Today in History – October 24

1632 – Scientist Anthony van Leeuwenhoek was born in Delft, Holland. He created the first microscope lenses that were powerful enough to observe single-celled animals.

1648 – The Holy Roman Empire was effectively destroyed by the Peace of Westphalia that brought an end to the Thirty Years War.

1795 – The country of Poland was divided up between Austria, Prussia, and Russia.

1836 – Alonzo D. Phillips received a patent for the phosphorous friction safety match.

1861 – The first transcontinental telegraph message was sent when Justice Stephen J. Field of California transmitted a telegram to U.S. President Lincoln.

1901 – Daredevil Anna Edson Taylor became the first person to go over Niagara Falls in a wooden barrel. She was 63 years old.

1929 – In the U.S., investors dumped more than 13 million shares on the stock market. The day is known as “Black Tuesday.”

1931 – The upper level of the George Washington Bridge opened for traffic between New York and New Jersey.

1939 – Nylon stockings were sold to the public for the first time in Wilmington, DE.

1940 – In the U.S., the 40-hour workweek went into effect under the Fair Labor Standards Act of 1938.

1945 – The United Nations (UN) was formally established less than a month after the end of World War II. The Charter was ratified by China, France, the Soviet Union, the United Kingdom, the United States and by a majority of other signatories.

1948 – The term “cold war” was used for the first time. It was in a speech by Bernard Baruch before the Senate War Investigating Committee.

1949 – The cornerstone for the U.N. Headquarters was laid in New York City.

1960 – All remaining American-owned property in Cuba was nationalized. The process of nationalizing all U.S. and foreign-owned property in Cuban had begun on August 6, 1960.

1962 – During the Cuban Missile Crisis, U.S. military forces went on the highest alert in the postwar era in preparation for a possible full-scale war with the Soviet Union. The U.S. blockade of Cuba officially began on this day.

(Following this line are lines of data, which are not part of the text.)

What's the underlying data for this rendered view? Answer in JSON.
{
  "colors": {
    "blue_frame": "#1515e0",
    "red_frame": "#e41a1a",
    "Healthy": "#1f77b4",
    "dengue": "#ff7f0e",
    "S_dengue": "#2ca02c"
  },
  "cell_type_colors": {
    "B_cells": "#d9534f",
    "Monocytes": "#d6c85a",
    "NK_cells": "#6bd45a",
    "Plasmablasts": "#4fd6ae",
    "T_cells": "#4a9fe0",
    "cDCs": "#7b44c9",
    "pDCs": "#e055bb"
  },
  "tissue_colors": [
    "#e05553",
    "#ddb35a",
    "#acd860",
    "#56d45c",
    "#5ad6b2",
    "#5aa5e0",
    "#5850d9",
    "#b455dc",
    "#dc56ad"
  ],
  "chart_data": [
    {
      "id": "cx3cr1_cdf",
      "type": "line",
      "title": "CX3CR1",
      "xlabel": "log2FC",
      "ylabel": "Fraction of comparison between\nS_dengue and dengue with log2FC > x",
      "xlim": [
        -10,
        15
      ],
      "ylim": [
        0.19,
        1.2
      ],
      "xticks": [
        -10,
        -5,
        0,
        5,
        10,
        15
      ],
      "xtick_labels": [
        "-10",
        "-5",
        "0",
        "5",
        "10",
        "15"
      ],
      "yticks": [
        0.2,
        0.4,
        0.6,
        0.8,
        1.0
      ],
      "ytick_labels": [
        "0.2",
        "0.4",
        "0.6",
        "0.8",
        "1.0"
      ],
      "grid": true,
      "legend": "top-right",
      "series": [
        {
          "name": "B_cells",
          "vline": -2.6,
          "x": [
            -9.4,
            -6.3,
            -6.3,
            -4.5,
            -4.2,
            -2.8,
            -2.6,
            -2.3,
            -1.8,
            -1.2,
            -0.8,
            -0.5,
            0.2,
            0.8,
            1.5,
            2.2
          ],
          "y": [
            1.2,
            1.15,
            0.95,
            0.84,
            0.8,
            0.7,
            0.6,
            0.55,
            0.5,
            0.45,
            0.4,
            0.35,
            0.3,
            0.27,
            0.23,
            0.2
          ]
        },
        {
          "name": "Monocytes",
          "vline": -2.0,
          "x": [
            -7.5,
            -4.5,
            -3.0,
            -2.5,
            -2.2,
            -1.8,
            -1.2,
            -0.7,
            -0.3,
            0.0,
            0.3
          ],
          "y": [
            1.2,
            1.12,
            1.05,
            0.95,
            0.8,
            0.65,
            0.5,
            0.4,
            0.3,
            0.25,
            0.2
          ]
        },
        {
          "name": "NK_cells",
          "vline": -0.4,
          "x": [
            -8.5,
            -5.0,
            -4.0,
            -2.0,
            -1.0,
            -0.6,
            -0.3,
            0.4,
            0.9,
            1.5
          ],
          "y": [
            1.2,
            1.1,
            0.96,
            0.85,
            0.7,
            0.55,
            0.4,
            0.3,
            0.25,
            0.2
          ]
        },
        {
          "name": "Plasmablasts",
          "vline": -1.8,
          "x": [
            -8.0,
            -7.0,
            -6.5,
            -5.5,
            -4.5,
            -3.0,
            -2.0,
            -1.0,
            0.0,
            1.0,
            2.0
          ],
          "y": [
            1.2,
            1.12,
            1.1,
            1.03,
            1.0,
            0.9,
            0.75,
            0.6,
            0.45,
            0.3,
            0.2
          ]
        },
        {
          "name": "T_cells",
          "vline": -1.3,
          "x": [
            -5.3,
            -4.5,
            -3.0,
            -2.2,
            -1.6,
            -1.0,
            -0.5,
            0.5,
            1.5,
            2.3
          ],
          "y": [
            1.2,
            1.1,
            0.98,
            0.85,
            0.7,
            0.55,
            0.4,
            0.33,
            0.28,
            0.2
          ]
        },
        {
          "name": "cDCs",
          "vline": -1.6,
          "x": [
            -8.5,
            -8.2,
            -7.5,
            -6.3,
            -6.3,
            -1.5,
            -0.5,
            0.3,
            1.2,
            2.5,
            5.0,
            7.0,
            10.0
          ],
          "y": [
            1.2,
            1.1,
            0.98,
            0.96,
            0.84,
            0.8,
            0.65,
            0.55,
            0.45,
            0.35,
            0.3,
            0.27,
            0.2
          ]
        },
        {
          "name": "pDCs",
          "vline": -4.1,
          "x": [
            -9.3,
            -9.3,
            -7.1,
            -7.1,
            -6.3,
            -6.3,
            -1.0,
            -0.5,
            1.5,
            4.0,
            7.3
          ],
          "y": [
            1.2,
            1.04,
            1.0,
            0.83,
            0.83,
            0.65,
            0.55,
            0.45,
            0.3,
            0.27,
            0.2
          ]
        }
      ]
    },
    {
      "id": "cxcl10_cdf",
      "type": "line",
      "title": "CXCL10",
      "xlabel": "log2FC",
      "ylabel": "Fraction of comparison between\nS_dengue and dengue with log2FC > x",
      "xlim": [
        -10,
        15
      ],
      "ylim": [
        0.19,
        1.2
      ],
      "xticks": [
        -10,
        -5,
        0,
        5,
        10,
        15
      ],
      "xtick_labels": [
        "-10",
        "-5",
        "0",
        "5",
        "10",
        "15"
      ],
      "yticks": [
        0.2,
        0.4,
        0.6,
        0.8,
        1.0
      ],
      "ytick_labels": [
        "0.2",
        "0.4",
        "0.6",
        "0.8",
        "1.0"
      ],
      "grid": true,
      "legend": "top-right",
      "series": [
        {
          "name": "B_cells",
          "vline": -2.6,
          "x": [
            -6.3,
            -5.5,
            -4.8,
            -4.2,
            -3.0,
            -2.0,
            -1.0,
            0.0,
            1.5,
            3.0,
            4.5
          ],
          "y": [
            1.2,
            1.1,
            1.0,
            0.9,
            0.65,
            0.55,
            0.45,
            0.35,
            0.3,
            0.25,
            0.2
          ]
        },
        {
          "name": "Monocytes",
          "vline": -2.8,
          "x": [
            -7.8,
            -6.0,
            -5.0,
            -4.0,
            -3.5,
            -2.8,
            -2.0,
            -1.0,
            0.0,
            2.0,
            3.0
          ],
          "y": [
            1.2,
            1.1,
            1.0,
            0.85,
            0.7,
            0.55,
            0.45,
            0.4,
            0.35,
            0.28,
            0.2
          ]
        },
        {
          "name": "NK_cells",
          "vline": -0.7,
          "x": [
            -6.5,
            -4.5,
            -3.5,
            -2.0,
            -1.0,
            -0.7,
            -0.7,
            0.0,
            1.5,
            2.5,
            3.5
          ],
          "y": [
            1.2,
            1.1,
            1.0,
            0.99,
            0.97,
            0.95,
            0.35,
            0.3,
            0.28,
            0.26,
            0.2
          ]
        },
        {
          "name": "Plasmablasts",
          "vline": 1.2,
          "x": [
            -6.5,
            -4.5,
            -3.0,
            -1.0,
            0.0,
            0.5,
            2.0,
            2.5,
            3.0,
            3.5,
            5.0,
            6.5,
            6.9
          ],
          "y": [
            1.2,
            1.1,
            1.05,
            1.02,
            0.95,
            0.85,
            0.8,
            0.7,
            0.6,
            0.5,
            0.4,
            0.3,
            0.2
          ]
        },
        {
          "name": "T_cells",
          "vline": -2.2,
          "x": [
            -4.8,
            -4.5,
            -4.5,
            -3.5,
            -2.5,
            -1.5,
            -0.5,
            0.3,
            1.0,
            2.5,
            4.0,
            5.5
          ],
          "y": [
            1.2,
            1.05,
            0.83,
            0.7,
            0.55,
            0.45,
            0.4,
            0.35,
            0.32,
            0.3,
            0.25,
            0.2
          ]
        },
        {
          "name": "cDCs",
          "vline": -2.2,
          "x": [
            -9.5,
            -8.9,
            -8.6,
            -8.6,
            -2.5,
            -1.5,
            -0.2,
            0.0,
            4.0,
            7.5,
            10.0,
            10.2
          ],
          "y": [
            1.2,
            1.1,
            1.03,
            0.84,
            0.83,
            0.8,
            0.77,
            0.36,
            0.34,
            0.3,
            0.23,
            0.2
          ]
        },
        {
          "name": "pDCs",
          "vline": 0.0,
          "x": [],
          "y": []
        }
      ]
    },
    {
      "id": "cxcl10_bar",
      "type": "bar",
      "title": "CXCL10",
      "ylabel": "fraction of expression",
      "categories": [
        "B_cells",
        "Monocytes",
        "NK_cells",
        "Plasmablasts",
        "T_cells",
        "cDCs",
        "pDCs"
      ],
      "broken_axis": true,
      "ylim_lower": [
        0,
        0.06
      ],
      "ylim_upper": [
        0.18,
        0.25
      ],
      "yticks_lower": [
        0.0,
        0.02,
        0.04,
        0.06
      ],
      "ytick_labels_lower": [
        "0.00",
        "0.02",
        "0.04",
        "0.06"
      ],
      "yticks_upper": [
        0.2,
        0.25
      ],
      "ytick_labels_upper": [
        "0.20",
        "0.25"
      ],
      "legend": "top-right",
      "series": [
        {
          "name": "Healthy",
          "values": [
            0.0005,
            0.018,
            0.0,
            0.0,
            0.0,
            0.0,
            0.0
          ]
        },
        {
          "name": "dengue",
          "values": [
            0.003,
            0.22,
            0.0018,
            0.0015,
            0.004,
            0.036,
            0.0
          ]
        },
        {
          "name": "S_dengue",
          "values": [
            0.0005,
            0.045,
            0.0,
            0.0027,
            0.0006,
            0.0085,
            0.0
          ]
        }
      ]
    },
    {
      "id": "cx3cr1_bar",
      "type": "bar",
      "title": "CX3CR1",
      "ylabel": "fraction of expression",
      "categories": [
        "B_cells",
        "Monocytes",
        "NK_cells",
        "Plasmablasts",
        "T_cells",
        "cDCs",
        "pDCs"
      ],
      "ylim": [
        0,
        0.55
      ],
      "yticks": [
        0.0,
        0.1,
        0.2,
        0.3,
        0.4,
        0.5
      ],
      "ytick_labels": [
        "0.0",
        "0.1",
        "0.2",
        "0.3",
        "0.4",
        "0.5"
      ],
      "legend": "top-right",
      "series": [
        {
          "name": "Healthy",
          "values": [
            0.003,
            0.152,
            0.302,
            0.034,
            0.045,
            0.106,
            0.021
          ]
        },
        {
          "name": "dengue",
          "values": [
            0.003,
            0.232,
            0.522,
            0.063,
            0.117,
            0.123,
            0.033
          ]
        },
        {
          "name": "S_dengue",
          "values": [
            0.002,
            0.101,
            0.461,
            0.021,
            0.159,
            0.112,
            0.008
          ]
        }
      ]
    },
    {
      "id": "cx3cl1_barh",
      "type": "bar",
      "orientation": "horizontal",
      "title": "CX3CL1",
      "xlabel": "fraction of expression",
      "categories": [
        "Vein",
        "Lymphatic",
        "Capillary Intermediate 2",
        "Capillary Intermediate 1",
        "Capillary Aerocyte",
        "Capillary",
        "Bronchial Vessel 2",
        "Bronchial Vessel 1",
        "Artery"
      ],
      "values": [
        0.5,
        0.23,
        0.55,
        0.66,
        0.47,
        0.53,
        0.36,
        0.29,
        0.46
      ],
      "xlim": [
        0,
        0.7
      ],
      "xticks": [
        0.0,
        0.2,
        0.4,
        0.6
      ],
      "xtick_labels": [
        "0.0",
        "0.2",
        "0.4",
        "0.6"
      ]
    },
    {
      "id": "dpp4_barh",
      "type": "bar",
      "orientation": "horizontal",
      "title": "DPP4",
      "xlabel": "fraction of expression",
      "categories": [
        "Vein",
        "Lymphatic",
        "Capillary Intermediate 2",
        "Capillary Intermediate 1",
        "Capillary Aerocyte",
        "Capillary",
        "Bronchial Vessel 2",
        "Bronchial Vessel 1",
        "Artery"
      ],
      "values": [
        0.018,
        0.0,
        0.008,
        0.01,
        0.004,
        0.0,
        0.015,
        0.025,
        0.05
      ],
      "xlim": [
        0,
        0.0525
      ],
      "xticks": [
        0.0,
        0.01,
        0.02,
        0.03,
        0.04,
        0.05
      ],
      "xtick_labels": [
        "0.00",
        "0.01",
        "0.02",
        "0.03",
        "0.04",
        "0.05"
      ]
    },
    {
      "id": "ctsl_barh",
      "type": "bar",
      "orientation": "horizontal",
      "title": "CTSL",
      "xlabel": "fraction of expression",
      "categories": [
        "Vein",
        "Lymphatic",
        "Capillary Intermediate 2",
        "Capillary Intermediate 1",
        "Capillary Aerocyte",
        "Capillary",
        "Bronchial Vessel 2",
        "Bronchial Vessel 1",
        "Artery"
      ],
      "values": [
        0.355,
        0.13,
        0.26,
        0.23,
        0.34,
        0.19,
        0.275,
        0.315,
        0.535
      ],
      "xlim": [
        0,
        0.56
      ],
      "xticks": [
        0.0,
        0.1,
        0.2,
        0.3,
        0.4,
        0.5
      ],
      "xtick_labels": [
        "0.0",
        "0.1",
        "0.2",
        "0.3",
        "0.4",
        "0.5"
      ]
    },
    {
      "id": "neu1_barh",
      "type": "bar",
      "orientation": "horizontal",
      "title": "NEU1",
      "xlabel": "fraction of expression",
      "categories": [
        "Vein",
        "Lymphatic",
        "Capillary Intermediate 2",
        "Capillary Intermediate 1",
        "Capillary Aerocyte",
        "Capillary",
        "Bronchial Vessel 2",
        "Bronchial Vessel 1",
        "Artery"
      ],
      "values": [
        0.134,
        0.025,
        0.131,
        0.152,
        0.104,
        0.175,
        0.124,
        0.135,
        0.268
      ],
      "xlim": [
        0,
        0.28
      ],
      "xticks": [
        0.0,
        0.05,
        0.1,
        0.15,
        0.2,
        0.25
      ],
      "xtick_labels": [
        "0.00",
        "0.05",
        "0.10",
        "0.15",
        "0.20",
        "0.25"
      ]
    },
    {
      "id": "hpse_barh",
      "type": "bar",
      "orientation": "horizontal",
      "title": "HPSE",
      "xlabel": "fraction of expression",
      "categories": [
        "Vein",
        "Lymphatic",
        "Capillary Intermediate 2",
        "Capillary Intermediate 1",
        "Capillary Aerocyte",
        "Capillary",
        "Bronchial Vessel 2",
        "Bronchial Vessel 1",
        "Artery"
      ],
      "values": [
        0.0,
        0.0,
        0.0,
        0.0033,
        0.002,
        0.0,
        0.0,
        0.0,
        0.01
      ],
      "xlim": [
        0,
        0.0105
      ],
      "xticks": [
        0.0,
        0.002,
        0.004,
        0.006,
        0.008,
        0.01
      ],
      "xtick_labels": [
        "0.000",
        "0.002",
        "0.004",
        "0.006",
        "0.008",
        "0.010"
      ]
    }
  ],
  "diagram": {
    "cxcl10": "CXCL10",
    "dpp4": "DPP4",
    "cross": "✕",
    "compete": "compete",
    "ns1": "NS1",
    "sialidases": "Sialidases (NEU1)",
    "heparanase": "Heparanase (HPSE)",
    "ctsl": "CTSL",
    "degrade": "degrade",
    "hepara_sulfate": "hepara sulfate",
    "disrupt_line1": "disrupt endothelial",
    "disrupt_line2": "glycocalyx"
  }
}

1969 – Richard Burton bought his wife Elizabeth Taylor a 69-carat Cartier diamond ring for $1.5 million. Burton presented the ring to Taylor several days later.

1986 – Britain broke off relations with Syria after a Jordanian was convicted in an attempted bombing. The evidence in the trial led to the belief that Syria was involved in the attack on the Israeli jetliner.

1992 – The Toronto Blue Jays became the first non-U.S. team to win the World Series.

2001 – The U.S. House of Representatives approved legislation that gave police the power to secretly search homes, tap all of a person’s telephone conversation and track people’s use of the Internet.

2001 – The U.S. stamp “United We Stand” was dedicated.

2001 – NASA’s 2001 Mars Odyssey spacecraft successfully entered orbit around Mars.

2002 – Microsoft Corp. and Walt Disney Co. announced the release of an upgraded MSN Internet service with Disney content.
Disney movies, music and books

2003 – In London, the last commercial supersonic Concorde flight landed.